Similarly, when forced to do so by strong cyclical pressures, employers may find ways to better accommodate workers with disabilities. Engaging in racial discrimination becomes more costly during a spell of full employment, and managers inclined to do it will find themselves falling by the wayside in favor of those ready to give opportunities to black and Latino workers.

More fundamentally, while in a weak labor market, the in-demand management skill is how to squeeze workers a little harder, in a strong labor market, skill at providing on-the-job training could become a hot management trend.

By the same token, prolonged labor market weakness has created a situation in which lots of people are employed in fundamentally low-value forms of labor. There’s been a huge proliferation of various kinds of on-demand delivery apps (for laundry, food, booze, etc.) that leverage a little bit of technology to connect consumers with low-productivity, low-paid irregular labor. In a hot labor market, those workers will transition into more normal jobs, and the technology workers making these apps will end up reemployed to solve more socially and economically profound problems that genuinely raise productivity rather than finding new ways to exploit loopholes in minimum wage rules.

None of this is to say, obviously, that Trump has personally thought through all these issues or familiarized himself with the charts and graphs that could make the case for low interest rates persuasively. (I am, of course, happy to share even more charts with him if he’d like a briefing.)

But Trump’s willingness to openly campaign for lower rates and more economic growth against the central bank’s institutionalized conservatism is an example of a situation where breaking norms can be a good idea.
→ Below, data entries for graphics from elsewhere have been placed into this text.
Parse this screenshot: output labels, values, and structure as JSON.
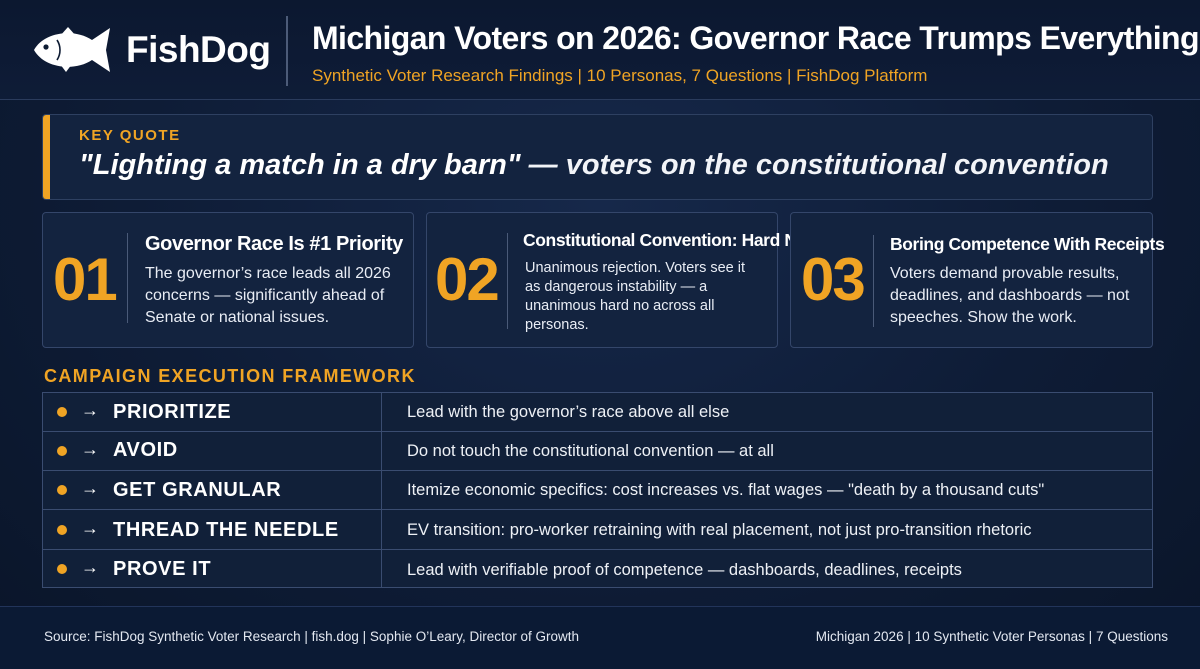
{
  "header": {
    "brand": "FishDog",
    "title": "Michigan  Voters on 2026: Governor Race Trumps Everything",
    "subtitle": "Synthetic Voter Research Findings | 10 Personas, 7 Questions | FishDog Platform",
    "logo_icon": "fish-icon"
  },
  "key_quote": {
    "label": "KEY QUOTE",
    "quote": "\"Lighting a match in a dry barn\"",
    "attribution": " — voters on the constitutional convention"
  },
  "cards": [
    {
      "number": "01",
      "title": "Governor Race Is #1 Priority",
      "body": "The governor’s race leads all 2026 concerns — significantly ahead of Senate or national issues."
    },
    {
      "number": "02",
      "title": "Constitutional Convention: Hard No",
      "body": "Unanimous rejection. Voters see it as dangerous instability — a unanimous hard no across all personas."
    },
    {
      "number": "03",
      "title": "Boring Competence With Receipts",
      "body": "Voters demand provable results, deadlines, and dashboards — not speeches. Show the work."
    }
  ],
  "framework": {
    "label": "CAMPAIGN EXECUTION FRAMEWORK",
    "arrow": "→",
    "rows": [
      {
        "name": "PRIORITIZE",
        "desc": "Lead with the governor’s race above all else"
      },
      {
        "name": "AVOID",
        "desc": "Do not touch the constitutional convention — at all"
      },
      {
        "name": "GET GRANULAR",
        "desc": "Itemize economic specifics: cost increases vs. flat wages — \"death by a thousand cuts\""
      },
      {
        "name": "THREAD THE NEEDLE",
        "desc": "EV transition: pro-worker retraining with real placement, not just pro-transition rhetoric"
      },
      {
        "name": "PROVE IT",
        "desc": "Lead with verifiable proof of competence — dashboards, deadlines, receipts"
      }
    ]
  },
  "footer": {
    "left": "Source: FishDog Synthetic Voter Research  |  fish.dog  |  Sophie O’Leary, Director of Growth",
    "right": "Michigan 2026  |  10 Synthetic Voter Personas  |  7 Questions"
  },
  "colors": {
    "accent": "#f0a424",
    "background": "#0e1c36",
    "panel": "#13233f"
  }
}
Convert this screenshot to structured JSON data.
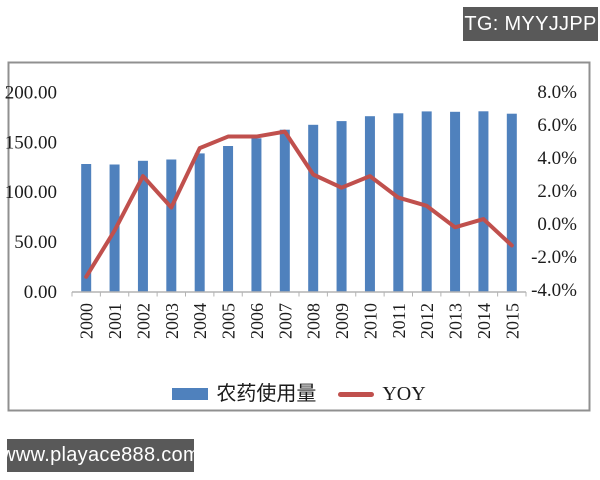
{
  "overlays": {
    "tg_badge": "TG: MYYJJPP",
    "watermark": "www.playace888.com",
    "badge_bg": "#595959",
    "badge_text_color": "#ffffff"
  },
  "chart_data": {
    "type": "bar",
    "subtype": "combo-bar-line",
    "title": "",
    "categories": [
      "2000",
      "2001",
      "2002",
      "2003",
      "2004",
      "2005",
      "2006",
      "2007",
      "2008",
      "2009",
      "2010",
      "2011",
      "2012",
      "2013",
      "2014",
      "2015"
    ],
    "series": [
      {
        "name": "农药使用量",
        "type": "bar",
        "axis": "left",
        "color": "#4F81BD",
        "values": [
          128.0,
          127.5,
          131.2,
          132.5,
          138.6,
          146.0,
          153.7,
          162.3,
          167.2,
          170.9,
          175.8,
          178.7,
          180.6,
          180.2,
          180.7,
          178.3
        ]
      },
      {
        "name": "YOY",
        "type": "line",
        "axis": "right",
        "color": "#C0504D",
        "values_pct": [
          -3.2,
          -0.4,
          2.9,
          1.0,
          4.6,
          5.3,
          5.3,
          5.6,
          3.0,
          2.2,
          2.9,
          1.6,
          1.1,
          -0.2,
          0.3,
          -1.3
        ]
      }
    ],
    "left_axis": {
      "min": 0,
      "max": 200,
      "step": 50,
      "tick_labels": [
        "0.00",
        "50.00",
        "100.00",
        "150.00",
        "200.00"
      ]
    },
    "right_axis": {
      "min": -4,
      "max": 8,
      "step": 2,
      "tick_labels": [
        "-4.0%",
        "-2.0%",
        "0.0%",
        "2.0%",
        "4.0%",
        "6.0%",
        "8.0%"
      ]
    },
    "grid": false,
    "legend_position": "bottom",
    "frame_color": "#909090",
    "axis_line_color": "#b3b3b3"
  }
}
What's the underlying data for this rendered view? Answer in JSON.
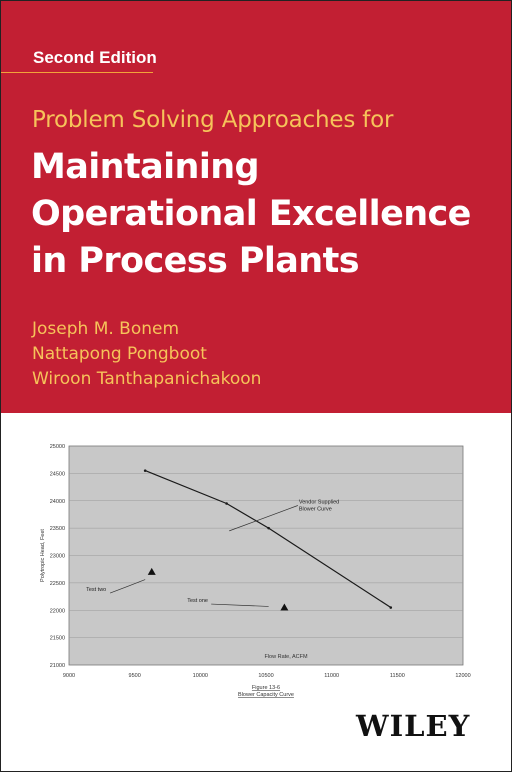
{
  "cover": {
    "edition": "Second Edition",
    "subtitle": "Problem Solving Approaches for",
    "title_lines": [
      "Maintaining",
      "Operational Excellence",
      "in Process Plants"
    ],
    "authors": [
      "Joseph M. Bonem",
      "Nattapong Pongboot",
      "Wiroon Tanthapanichakoon"
    ],
    "publisher": "WILEY",
    "colors": {
      "band": "#c21f33",
      "accent": "#f6c35a",
      "rule": "#f2a33a",
      "plot_bg": "#c8c8c8"
    }
  },
  "chart_data": {
    "type": "scatter",
    "ylabel": "Polytropic Head, Feet",
    "xlabel": "Flow Rate, ACFM",
    "caption_lines": [
      "Figure 13-6",
      "Blower Capacity Curve"
    ],
    "xlim": [
      9000,
      12000
    ],
    "ylim": [
      21000,
      25000
    ],
    "x_ticks": [
      "9000",
      "9500",
      "10000",
      "10500",
      "11000",
      "11500",
      "12000"
    ],
    "y_ticks": [
      "21000",
      "21500",
      "22000",
      "22500",
      "23000",
      "23500",
      "24000",
      "24500",
      "25000"
    ],
    "grid": true,
    "series": [
      {
        "marker": "line",
        "points": [
          [
            9580,
            24550
          ],
          [
            10200,
            23950
          ],
          [
            10520,
            23500
          ],
          [
            11450,
            22050
          ]
        ]
      },
      {
        "marker": "triangle",
        "points": [
          [
            9630,
            22700
          ],
          [
            10640,
            22050
          ]
        ]
      }
    ],
    "annotations": [
      {
        "text_lines": [
          "Vendor Supplied",
          "Blower Curve"
        ],
        "x": 10750,
        "y": 23950,
        "arrow_to": [
          10220,
          23450
        ]
      },
      {
        "text_lines": [
          "Test two"
        ],
        "x": 9130,
        "y": 22350,
        "arrow_to": [
          9580,
          22560
        ]
      },
      {
        "text_lines": [
          "Test one"
        ],
        "x": 9900,
        "y": 22150,
        "arrow_to": [
          10520,
          22070
        ]
      }
    ]
  }
}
Barack Obama simply wouldn’t have done something like this, even though at times, his economic team believed that a more aggressive Fed would be good for the country. Yet while the norm of strong deference to central bankers appeared to make sense in the wake of the inflation of the 1970s, workers’ genuinely bleak experience with the 21st-century labor market really ought to have prompted a reevaluation of the thinking around these issues.

A systematic inflationary bias would be a bad way to do economic policy, but a systemic disinflationary bias is also bad. Paranoia about letting the unemployment rate get “too low” even in the absence of any actual inflation problem is a huge thumb on the scales in favor of incumbent business owners and against workers and innovation.

The next president shouldn’t imitate Trump’s slipshod opportunism, but the idea of pushing aggressively for growth-oriented monetary policy makes a lot of sense. And the fact that the gods of central banking haven’t come down from the sky to smite Trump for his impertinence ought to encourage future boldness.